US20240238409
2024-07-18
Human necessities
A61K39/215
Multi-epitope vaccines are designed to target viral pathogens, specifically SARS-CoV-2, by incorporating or expressing multiple concatemers of epitopes derived from the virus. These vaccines aim to include epitopes from conserved viral proteins, ensuring a broader immune response. A significant focus is placed on expressing epitopes that can interact with all major histocompatibility complex (MHC) I and II alleles present in more than 1% of the target population, enhancing their effectiveness across diverse genetic backgrounds.
Current vaccines for SARS-CoV-2 primarily target the spike protein, which has shown high variability and mutation rates. This leads to concerns regarding their long-term efficacy and ability to immunize all individuals due to HLA variability. The spike protein has demonstrated limited antibody response in survivors, making it a less ideal target for universal vaccination strategies.
The human immune system's response to SARS-CoV-2 is significantly influenced by HLA molecules that present viral peptides to T-cells. HLA genes are highly polymorphic, meaning individuals may respond differently to the same vaccine based on their specific HLA alleles. Understanding these variations is crucial in developing effective vaccination strategies that can account for individual genetic differences and improve overall vaccine efficacy.
Epitope-based vaccines utilize short immunogenic peptide sequences that are recognized by T-cells. These vaccines offer several advantages over traditional methods, as they do not contain live pathogens and can be tailored to accommodate genetic variations in both the virus and the population's HLA profiles. The development process leverages advanced bioinformatics and machine-learning techniques for precise epitope prediction, facilitating the creation of effective vaccine candidates.

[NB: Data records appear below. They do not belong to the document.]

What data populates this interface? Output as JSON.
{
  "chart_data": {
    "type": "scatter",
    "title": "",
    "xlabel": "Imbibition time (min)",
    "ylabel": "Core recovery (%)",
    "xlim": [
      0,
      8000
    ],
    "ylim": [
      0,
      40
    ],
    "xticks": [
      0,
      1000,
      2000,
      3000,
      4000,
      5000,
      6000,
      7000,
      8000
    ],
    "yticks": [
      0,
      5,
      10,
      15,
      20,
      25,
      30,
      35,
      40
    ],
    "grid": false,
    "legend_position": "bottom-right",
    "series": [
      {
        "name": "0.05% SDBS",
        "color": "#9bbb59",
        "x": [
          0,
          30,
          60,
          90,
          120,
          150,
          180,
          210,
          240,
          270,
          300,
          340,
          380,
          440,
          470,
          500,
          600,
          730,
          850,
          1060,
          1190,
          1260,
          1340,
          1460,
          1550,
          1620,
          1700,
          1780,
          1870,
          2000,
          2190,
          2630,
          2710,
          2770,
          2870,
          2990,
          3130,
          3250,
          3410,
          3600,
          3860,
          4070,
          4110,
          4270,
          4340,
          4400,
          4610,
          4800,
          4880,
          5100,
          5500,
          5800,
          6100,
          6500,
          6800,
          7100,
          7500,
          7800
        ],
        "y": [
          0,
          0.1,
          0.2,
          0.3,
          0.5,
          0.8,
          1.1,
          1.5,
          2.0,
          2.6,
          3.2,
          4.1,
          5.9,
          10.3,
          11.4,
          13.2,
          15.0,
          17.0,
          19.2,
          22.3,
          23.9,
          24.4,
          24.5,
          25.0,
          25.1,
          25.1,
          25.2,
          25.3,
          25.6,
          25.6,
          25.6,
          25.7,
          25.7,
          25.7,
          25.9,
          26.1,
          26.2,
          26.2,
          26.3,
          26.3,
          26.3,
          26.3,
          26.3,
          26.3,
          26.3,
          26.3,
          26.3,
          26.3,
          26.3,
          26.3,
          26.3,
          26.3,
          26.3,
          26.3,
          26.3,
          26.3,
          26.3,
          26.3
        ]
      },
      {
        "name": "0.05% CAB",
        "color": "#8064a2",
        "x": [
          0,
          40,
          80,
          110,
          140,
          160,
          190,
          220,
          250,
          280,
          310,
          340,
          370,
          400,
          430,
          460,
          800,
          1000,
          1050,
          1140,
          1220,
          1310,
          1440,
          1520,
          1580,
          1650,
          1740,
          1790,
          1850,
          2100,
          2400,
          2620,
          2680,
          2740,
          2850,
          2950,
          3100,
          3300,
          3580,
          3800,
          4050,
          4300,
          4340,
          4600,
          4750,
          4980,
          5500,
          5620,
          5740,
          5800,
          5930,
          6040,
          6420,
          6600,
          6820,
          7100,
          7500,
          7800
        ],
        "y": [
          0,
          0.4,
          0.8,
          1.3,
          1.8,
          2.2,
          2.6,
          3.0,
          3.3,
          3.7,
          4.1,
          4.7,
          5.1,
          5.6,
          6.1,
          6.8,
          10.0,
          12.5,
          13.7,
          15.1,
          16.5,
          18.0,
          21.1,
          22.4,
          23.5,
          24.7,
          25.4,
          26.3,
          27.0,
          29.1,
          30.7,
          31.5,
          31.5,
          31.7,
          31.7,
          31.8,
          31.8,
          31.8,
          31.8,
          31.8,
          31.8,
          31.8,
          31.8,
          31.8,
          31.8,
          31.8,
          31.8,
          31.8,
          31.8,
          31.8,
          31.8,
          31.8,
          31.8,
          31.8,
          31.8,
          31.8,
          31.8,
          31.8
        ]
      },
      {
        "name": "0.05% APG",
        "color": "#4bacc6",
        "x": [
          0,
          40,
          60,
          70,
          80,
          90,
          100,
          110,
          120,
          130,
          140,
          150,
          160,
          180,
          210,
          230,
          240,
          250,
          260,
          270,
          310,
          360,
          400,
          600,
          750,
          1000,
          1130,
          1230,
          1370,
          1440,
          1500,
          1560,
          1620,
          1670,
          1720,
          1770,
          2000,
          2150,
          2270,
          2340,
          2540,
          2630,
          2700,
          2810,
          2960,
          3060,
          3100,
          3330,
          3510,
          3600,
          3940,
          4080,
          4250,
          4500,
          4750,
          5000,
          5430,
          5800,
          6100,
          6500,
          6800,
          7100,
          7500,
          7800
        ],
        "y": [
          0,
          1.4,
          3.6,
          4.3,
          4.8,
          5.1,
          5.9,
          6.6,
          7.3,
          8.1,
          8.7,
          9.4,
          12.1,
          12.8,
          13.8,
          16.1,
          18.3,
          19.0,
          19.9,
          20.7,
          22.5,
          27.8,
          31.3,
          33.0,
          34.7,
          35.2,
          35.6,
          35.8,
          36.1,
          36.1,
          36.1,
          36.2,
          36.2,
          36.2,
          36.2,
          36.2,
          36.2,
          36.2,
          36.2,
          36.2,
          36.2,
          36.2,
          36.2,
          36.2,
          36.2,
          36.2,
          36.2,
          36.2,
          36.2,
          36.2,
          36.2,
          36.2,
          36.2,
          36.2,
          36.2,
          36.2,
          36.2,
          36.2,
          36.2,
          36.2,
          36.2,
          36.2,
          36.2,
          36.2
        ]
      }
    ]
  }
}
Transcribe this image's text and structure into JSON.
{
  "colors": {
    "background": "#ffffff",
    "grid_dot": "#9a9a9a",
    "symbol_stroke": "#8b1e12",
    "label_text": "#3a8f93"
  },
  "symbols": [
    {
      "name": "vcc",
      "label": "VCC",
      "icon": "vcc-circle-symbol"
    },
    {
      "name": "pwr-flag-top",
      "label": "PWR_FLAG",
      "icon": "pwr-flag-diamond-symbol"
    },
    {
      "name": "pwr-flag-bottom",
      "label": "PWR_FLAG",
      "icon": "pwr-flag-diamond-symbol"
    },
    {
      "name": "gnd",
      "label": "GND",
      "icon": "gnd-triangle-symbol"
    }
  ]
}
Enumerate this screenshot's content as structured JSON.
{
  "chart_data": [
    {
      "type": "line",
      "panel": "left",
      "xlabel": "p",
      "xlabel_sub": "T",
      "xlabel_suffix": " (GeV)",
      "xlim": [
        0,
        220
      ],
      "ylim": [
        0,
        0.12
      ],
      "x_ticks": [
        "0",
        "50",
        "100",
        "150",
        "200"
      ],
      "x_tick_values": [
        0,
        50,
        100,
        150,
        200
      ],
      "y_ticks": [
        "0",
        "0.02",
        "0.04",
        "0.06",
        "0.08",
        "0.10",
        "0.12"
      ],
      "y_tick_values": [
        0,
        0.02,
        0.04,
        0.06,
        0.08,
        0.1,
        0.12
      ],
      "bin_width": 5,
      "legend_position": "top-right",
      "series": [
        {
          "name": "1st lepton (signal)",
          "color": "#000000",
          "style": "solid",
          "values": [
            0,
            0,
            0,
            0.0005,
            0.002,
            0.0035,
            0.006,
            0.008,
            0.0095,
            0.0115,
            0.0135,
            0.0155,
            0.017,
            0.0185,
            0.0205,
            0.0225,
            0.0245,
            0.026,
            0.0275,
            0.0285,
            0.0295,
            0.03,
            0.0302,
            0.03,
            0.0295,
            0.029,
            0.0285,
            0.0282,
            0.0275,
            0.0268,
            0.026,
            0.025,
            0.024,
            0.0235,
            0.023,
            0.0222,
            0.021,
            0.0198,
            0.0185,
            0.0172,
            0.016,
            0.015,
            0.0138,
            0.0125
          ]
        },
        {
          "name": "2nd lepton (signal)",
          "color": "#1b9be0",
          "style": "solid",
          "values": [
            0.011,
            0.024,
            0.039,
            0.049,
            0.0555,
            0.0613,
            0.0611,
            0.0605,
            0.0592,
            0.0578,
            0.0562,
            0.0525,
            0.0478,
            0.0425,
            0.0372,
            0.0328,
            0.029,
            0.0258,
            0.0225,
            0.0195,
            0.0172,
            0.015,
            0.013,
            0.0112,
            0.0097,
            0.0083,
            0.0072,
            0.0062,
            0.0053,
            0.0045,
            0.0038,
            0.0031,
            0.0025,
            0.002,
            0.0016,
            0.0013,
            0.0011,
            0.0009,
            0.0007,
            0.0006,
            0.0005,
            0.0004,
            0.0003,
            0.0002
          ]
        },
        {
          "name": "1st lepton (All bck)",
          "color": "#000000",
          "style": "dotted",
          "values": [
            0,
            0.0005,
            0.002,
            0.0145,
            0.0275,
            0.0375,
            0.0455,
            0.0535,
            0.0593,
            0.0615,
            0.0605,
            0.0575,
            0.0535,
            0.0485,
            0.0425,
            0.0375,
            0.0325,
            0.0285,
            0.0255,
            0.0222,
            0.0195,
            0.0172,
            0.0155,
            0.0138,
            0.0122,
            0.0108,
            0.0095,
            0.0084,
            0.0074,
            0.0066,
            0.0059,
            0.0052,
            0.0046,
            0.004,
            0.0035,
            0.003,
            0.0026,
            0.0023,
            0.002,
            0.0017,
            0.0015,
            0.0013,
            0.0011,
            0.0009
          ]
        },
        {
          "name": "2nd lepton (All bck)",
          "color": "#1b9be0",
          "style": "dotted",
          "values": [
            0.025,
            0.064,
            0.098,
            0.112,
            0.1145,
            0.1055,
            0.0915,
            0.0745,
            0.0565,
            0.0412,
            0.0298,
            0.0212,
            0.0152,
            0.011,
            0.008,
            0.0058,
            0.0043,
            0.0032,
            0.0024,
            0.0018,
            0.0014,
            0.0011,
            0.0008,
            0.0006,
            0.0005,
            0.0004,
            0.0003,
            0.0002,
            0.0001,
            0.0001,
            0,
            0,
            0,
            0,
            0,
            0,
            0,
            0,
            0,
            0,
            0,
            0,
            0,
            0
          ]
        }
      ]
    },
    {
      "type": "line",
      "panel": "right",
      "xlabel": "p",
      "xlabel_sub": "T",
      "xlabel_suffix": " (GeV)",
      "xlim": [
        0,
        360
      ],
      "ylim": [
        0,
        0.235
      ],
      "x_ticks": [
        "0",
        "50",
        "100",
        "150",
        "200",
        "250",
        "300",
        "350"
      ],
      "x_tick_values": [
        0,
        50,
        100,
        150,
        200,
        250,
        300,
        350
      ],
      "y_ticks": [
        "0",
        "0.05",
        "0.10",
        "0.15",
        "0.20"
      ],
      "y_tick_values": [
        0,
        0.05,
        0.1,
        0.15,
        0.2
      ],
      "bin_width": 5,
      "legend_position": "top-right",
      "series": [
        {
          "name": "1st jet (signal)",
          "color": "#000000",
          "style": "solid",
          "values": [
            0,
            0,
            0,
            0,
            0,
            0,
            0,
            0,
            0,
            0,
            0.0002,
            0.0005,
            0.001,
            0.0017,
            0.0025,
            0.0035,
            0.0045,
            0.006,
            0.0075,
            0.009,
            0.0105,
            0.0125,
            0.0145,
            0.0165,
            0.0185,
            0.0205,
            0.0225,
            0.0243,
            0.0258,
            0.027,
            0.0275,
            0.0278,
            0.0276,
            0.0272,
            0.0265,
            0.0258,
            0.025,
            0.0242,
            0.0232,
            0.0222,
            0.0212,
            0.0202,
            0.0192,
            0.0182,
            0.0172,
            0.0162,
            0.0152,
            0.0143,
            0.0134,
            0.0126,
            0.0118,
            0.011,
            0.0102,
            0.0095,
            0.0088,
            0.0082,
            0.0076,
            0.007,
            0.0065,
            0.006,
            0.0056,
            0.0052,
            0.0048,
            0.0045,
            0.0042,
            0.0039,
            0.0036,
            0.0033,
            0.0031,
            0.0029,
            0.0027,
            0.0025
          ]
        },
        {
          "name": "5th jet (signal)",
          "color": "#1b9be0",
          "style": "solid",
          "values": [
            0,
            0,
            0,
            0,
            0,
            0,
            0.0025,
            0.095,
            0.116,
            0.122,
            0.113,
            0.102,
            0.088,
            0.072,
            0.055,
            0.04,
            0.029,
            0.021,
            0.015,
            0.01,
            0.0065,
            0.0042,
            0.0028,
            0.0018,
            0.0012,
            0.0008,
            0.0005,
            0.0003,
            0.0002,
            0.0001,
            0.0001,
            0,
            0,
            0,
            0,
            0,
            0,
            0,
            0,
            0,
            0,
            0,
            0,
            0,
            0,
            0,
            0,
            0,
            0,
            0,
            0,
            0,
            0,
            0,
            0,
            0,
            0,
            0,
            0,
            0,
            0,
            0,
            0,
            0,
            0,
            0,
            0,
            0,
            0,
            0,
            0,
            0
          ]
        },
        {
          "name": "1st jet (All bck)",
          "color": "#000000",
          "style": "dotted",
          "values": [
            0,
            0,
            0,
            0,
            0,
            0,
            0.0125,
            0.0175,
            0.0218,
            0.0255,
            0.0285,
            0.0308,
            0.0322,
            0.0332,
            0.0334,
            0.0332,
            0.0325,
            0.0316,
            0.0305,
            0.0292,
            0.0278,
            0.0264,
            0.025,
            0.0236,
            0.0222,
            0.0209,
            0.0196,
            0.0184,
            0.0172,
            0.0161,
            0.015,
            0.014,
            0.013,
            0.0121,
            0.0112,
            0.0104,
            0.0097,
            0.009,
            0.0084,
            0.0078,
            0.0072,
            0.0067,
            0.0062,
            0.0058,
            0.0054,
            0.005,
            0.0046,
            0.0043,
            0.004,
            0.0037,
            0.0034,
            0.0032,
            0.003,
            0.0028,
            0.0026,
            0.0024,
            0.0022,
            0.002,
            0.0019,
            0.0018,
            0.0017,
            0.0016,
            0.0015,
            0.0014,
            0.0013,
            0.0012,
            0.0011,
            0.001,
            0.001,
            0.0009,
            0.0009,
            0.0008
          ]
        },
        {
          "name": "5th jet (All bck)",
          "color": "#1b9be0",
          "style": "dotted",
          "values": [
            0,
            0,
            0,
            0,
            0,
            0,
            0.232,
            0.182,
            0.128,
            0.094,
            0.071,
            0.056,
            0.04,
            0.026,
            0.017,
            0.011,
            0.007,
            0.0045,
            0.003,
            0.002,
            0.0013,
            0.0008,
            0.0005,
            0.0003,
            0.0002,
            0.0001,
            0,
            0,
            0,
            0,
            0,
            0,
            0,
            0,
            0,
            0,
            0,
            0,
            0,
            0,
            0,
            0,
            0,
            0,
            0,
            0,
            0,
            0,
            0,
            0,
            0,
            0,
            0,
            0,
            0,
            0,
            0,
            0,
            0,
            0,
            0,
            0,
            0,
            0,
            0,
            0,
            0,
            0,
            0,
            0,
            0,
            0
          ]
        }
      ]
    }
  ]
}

Various platforms are being explored for delivering these multi-epitope vaccines, including nucleic acid-based approaches. One promising method is the SAM (self-amplifying mRNA) platform, which allows for efficient expression of antigens with minimal doses required. This approach enhances safety and reduces production time compared to traditional vaccine development methods, making it a viable solution for addressing emerging infectious diseases like COVID-19.